Each colony of Polistes versicolor is estimated to capture 4,015 insect preys per year. Thus, these yellow paper wasp colonies can prove to be a powerful strategy for pest management of herbivorous insects, especially defoliating caterpillars. By transferring Polistes versicolor to artificial shelters, these colonies can be managed and used to restore the balance between the species in agricultural ecosystems with relatively minimal costs. In addition to agricultural pest management, Polistes versicolor can also be a useful pollinator. These social wasps mainly feed on honeydew, fruit juices, honey, water and nectar. While foraging for these food supplies, especially nectar, the yellow paper wasps are able to simultaneously pollinate many flowering plants. They are most attracted to species of the plant family Asteraceae, which not only have a large nectar resource concealed at a depth of only a few millimeters, but these species also flower in mass in May and June, allowing for pollen to be collected in addition to nectar.
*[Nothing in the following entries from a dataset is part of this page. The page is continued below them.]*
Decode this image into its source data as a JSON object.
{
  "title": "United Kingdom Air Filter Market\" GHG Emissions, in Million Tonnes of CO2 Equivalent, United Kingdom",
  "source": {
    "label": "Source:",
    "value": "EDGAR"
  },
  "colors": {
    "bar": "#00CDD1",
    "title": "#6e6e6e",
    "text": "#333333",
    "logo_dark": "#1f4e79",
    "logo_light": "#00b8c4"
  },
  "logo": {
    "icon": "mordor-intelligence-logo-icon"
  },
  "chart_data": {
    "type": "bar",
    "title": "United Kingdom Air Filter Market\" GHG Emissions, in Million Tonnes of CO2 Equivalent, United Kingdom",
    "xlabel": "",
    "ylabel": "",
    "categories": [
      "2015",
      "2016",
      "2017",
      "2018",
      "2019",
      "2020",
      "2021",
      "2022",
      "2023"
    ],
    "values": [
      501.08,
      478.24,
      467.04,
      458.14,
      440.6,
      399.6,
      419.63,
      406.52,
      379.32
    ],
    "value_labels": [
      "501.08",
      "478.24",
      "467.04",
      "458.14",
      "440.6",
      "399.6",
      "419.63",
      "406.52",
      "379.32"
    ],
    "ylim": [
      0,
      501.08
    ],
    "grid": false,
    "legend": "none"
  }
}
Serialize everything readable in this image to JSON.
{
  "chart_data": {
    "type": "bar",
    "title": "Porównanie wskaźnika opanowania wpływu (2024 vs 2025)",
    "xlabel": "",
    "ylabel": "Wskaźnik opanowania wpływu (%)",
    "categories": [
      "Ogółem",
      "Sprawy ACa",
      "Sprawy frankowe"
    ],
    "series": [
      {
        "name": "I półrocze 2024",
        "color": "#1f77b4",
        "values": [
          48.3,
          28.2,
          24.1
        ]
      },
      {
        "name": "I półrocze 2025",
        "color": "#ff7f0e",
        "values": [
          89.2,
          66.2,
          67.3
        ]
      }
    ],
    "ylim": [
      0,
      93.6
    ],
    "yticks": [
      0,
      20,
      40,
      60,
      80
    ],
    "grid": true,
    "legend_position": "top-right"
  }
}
Polistes versicolor contains relatively large amounts of 5-Hydroxytryptamine (5-HT) in its venoms and venom-containing body parts, such as its stinger. While the stinging apparatus of the larvae and pupae yield equivalent amounts of 5-HT, the stinging apparatus of the adult wasps has a much higher content of 0.87 ug of 5-HT per individual. But the stinging apparatus is not the sole source of 5-HT in these wasps; rather, a relatively large amount of 5-HT has also been found in the heads of the yellow paper wasp. The 5-HT in these venoms has been found to play at least two roles: one in defense as a pain-producing agent and the other in the distribution and penetration of the paralyzing components to vulnerable sites in the offender. Acetylcholine, histamine, and kinins are other factors found in the venom that assist the 5-HT in both defense and pain penetration. These factors work in combination to produce pain by depolarizing certain sensory nerve endings as the result of ion movements and changes in permeability. In addition, these proteins work to increase the rate of absorption of the paralyzing venom into tissues and body fluids. This results in the rapid immobilization of the animal or of the certain body parts of the animal receiving the venom.